Producers of biofuels like biodiesel have a major player in their corner now that the U.S. Navy announced on December 11th that it is going to starting buying and using bulk biofuels in mid-2015. The Navy and the Department of Agriculture will put out a solicitation for bullk biofuel in 2014, aiming to start using it across the fleet the following year.

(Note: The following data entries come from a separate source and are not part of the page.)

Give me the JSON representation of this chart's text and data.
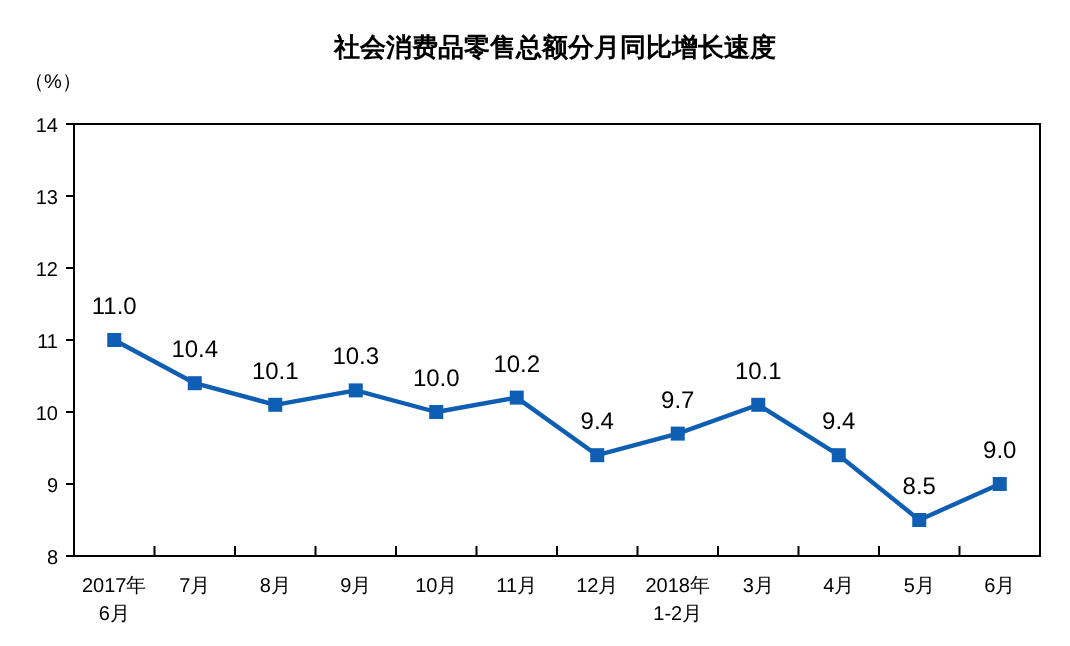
{
  "chart_data": {
    "type": "line",
    "title": "社会消费品零售总额分月同比增长速度",
    "ylabel": "（%）",
    "categories": [
      "2017年\n6月",
      "7月",
      "8月",
      "9月",
      "10月",
      "11月",
      "12月",
      "2018年\n1-2月",
      "3月",
      "4月",
      "5月",
      "6月"
    ],
    "series": [
      {
        "color": "#0e5fb4",
        "values": [
          11.0,
          10.4,
          10.1,
          10.3,
          10.0,
          10.2,
          9.4,
          9.7,
          10.1,
          9.4,
          8.5,
          9.0
        ],
        "value_labels": [
          "11.0",
          "10.4",
          "10.1",
          "10.3",
          "10.0",
          "10.2",
          "9.4",
          "9.7",
          "10.1",
          "9.4",
          "8.5",
          "9.0"
        ]
      }
    ],
    "ylim": [
      8,
      14
    ],
    "yticks": [
      8,
      9,
      10,
      11,
      12,
      13,
      14
    ],
    "grid": false,
    "marker": "square",
    "line_style": "solid"
  }
}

All of this follows years of experiments by the Navy on planes and ships running on biofuels. The biofuel that the Navy is planning to purchase is classified as an "advanced drop-in fuel" to be blended with the Navy's existing diesel and gasoline, to make a fuel blend suitable for use in ships and airplanes.
How Much Will This Cost?
The military's flirtations with biofuels have its supporters (environmentalists and U.S. domestic farmers wo trumpet the energy independence and jobs created in mid-American farming) but also its detractors. Critics of the Navy's plans invariably point to price. We wrote a blog back in March when the Navy spent $12 million on biofuels for a military exercise in the Pacific Rim, when conventional fuel would have cost less than $2 million for the same job.
So cost becomes the big factor in this. And this is where assumptions might be sink or swim.
The Navy is proceeding with this planned fuel purchase and integration under the assumption that by 2016, biofuel prices will have dropped to less than $4.00 a gallon. But what if they haven't? There have been lots of assumptions and optimistic projections that rely on the future being rosier than the present. It appears the Navy is hoping that to be true again, this time.